The ingestion of L-tryptophan (LT) was linked with the eosinophilia-myalgia syndrome (EMS) in the fall of 1989. The pathology is a microangiopathy consisting of endothelial cell dysfunction and invasion of blood vessels by lymphocytes. Perimysial, fascial, and dermal perivascular lymphocytes and eosinophils are present. A contaminant in the manufacturing process of LT has been identified as the di-L-tryptophan aminal of acetaldehyde. This report describes the electron microscopic appearance of the microangiopathy and the phenotyping of the inflammatory infiltrate by immunohistochemistry.Muscle, fascia, and skin biopsies from 21 affected individuals were rapidly frozen for light microscopy, histochemistry, and immunohistochemistry.
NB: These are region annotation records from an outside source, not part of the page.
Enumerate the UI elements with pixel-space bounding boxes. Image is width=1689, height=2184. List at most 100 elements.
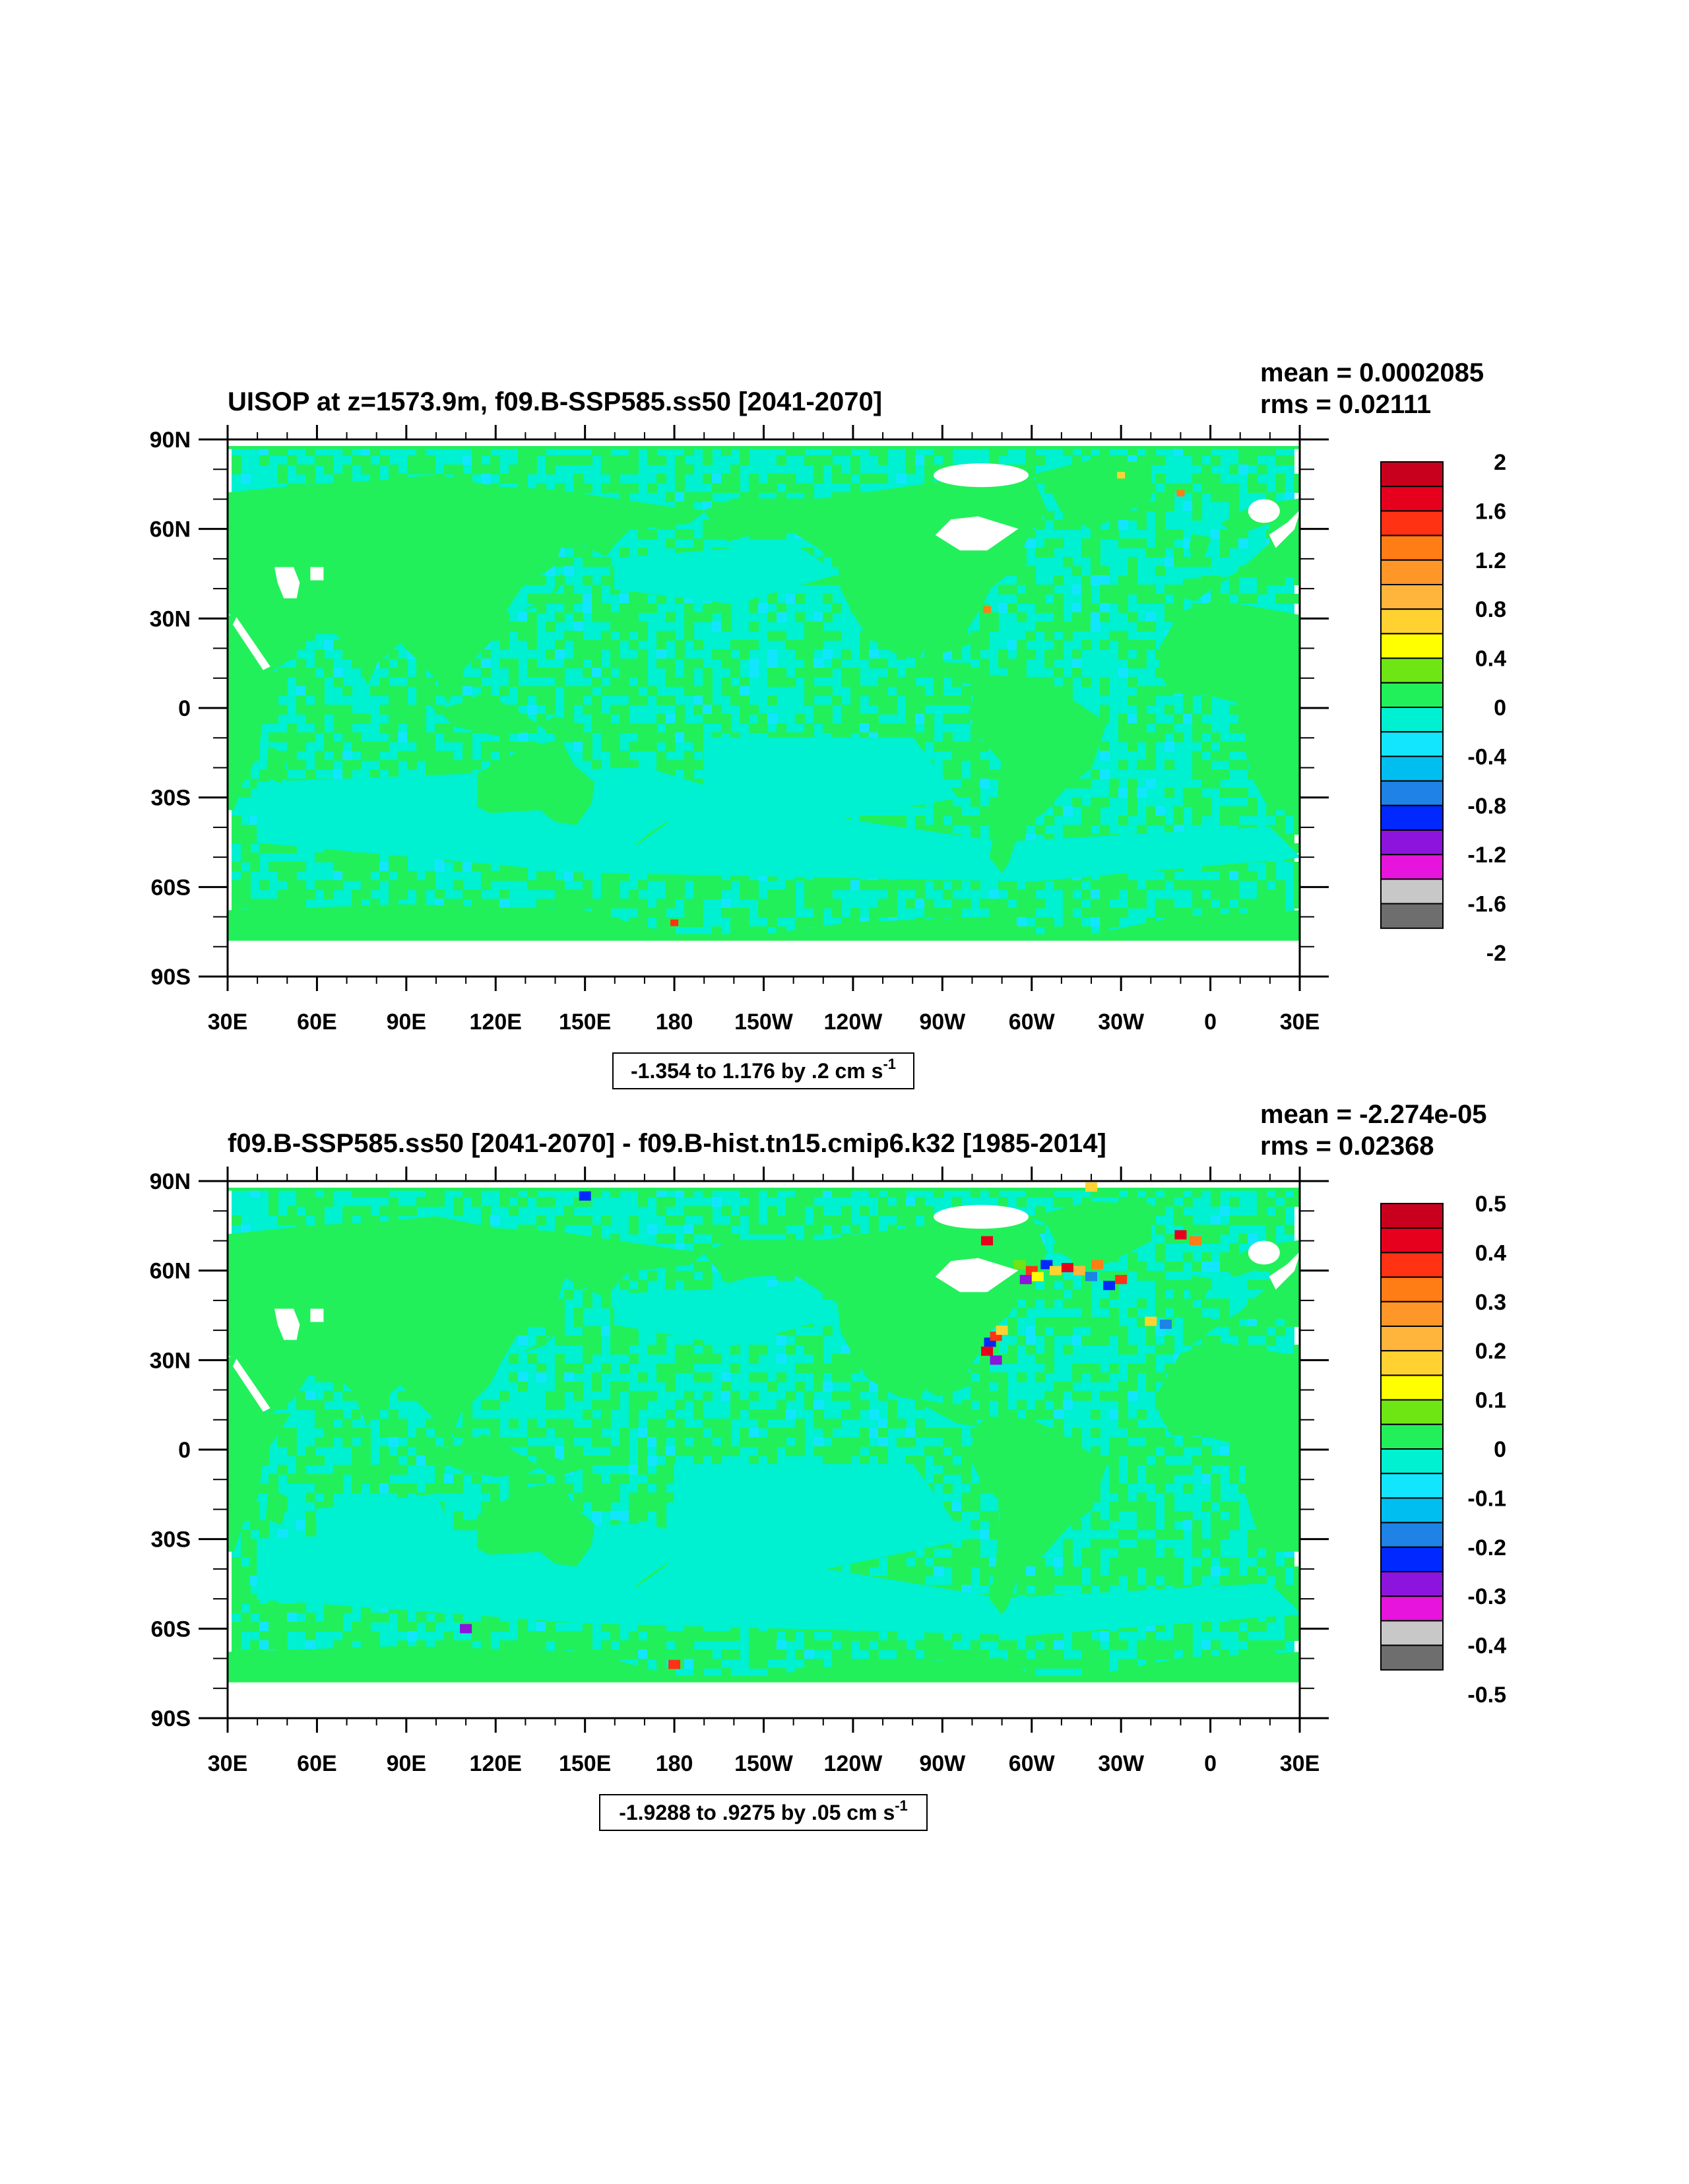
field-cell (1007, 603, 1017, 613)
field-cell (269, 705, 278, 715)
field-cell (305, 465, 315, 474)
field-cell (980, 612, 990, 622)
field-cell (1035, 622, 1045, 631)
field-cell (1257, 585, 1267, 594)
field-cell (850, 465, 860, 474)
field-cell (629, 594, 639, 604)
field-cell (1026, 594, 1036, 604)
field-cell (638, 908, 648, 918)
field-cell (1044, 649, 1054, 659)
field-cell (897, 1206, 907, 1216)
field-cell (527, 686, 537, 696)
field-cell (592, 1326, 602, 1336)
field-cell (924, 1206, 934, 1216)
colorbar-cell (1380, 657, 1444, 684)
field-cell (518, 455, 528, 465)
land-japan (525, 573, 562, 610)
field-cell (1137, 520, 1147, 530)
field-cell (1174, 1206, 1184, 1216)
field-cell (684, 1446, 694, 1456)
x-tick-label: 120E (470, 1010, 522, 1035)
field-cell (740, 1428, 749, 1438)
field-cell (1174, 1299, 1184, 1308)
field-cell (435, 862, 445, 872)
field-cell (952, 1428, 962, 1438)
field-cell (573, 1446, 583, 1456)
field-cell (426, 751, 435, 761)
field-cell (564, 732, 574, 742)
field-cell (850, 880, 860, 890)
field-cell (693, 1437, 703, 1447)
field-cell (1174, 1308, 1184, 1318)
field-cell (370, 852, 380, 862)
field-cell (1017, 649, 1027, 659)
field-cell (342, 1206, 352, 1216)
field-cell (989, 455, 999, 465)
field-cell (943, 825, 953, 835)
field-cell (943, 769, 953, 779)
field-cell (620, 483, 629, 493)
field-cell (703, 1206, 713, 1216)
field-cell (693, 612, 703, 622)
field-cell (536, 714, 546, 724)
field-cell (610, 612, 620, 622)
field-cell (813, 1382, 823, 1392)
field-cell (620, 1428, 629, 1438)
field-cell (1211, 1234, 1221, 1244)
field-cell (259, 899, 269, 909)
field-cell (1128, 714, 1137, 724)
field-cell (703, 603, 713, 613)
field-cell (379, 742, 389, 752)
field-cell (1100, 917, 1110, 927)
field-cell (527, 880, 537, 890)
field-cell (869, 1409, 879, 1419)
field-cell (850, 1225, 860, 1235)
field-cell (592, 649, 602, 659)
field-cell (767, 483, 777, 493)
field-cell (767, 658, 777, 668)
field-cell (389, 1428, 398, 1438)
field-cell (379, 1206, 389, 1216)
field-cell (564, 594, 574, 604)
field-cell (915, 705, 925, 715)
field-cell (389, 1409, 398, 1419)
field-cell (1155, 723, 1165, 733)
field-cell (620, 594, 629, 604)
field-cell (804, 1391, 814, 1401)
field-cell (1118, 1382, 1128, 1392)
field-cell (1081, 825, 1091, 835)
colorbar-cell (1380, 878, 1444, 905)
map-panel-2: 30E 60E 90E 120E 150E 180 150W 120W 90W 60W 30W 0 30… (150, 1100, 1506, 1831)
field-cell (1155, 1308, 1165, 1318)
field-cell (758, 899, 768, 909)
y-tick-label: 30S (151, 786, 191, 811)
field-cell (1100, 908, 1110, 918)
field-cell (1174, 1446, 1184, 1456)
field-cell (1118, 1419, 1128, 1429)
field-cell (518, 465, 528, 474)
field-cell (241, 880, 251, 890)
field-cell (315, 1197, 325, 1207)
field-cell (703, 1271, 713, 1281)
field-cell (1155, 474, 1165, 484)
field-cell (481, 742, 491, 752)
field-cell (583, 686, 592, 696)
field-cell (342, 1428, 352, 1438)
field-cell (610, 686, 620, 696)
field-cell (666, 668, 676, 678)
field-cell (1118, 732, 1128, 742)
field-cell (1220, 899, 1230, 909)
field-cell (1248, 1215, 1258, 1225)
field-cell (583, 1354, 592, 1364)
field-cell (296, 732, 306, 742)
mean-stat: mean = 0.0002085 (1260, 358, 1484, 387)
field-cell (832, 1446, 842, 1456)
field-cell (1044, 1335, 1054, 1345)
field-cell (472, 465, 482, 474)
field-cell (518, 474, 528, 484)
field-cell (1128, 1382, 1137, 1392)
field-cell (518, 1335, 528, 1345)
field-cell (592, 1400, 602, 1410)
field-cell (536, 1197, 546, 1207)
For electron microscopy tissues were preserved in 4% formaldehyde-1% glutaraldehyde with post-fixation in osmium tetroxide. Thin sections were stained with uranyl acetate and lead citrate and examined in a JEOL 100CX electron microscope. Eight anlisera were used for the immunohistochemistry to identify lymphocyte subsets and macrophages. The markers were CD-2 (pan T), CD-3 (pan T), CD-4 (T helper), CD-5 (T helper), CD-8 (T suppressor), CD-19 (B cell), CD- 22 (B cell), and CD-68 (macrophage). Three high power fields were examined from the dermis, fascia, and muscle from eight biopsies counting the immunoperoxidase labelled cells for each marker.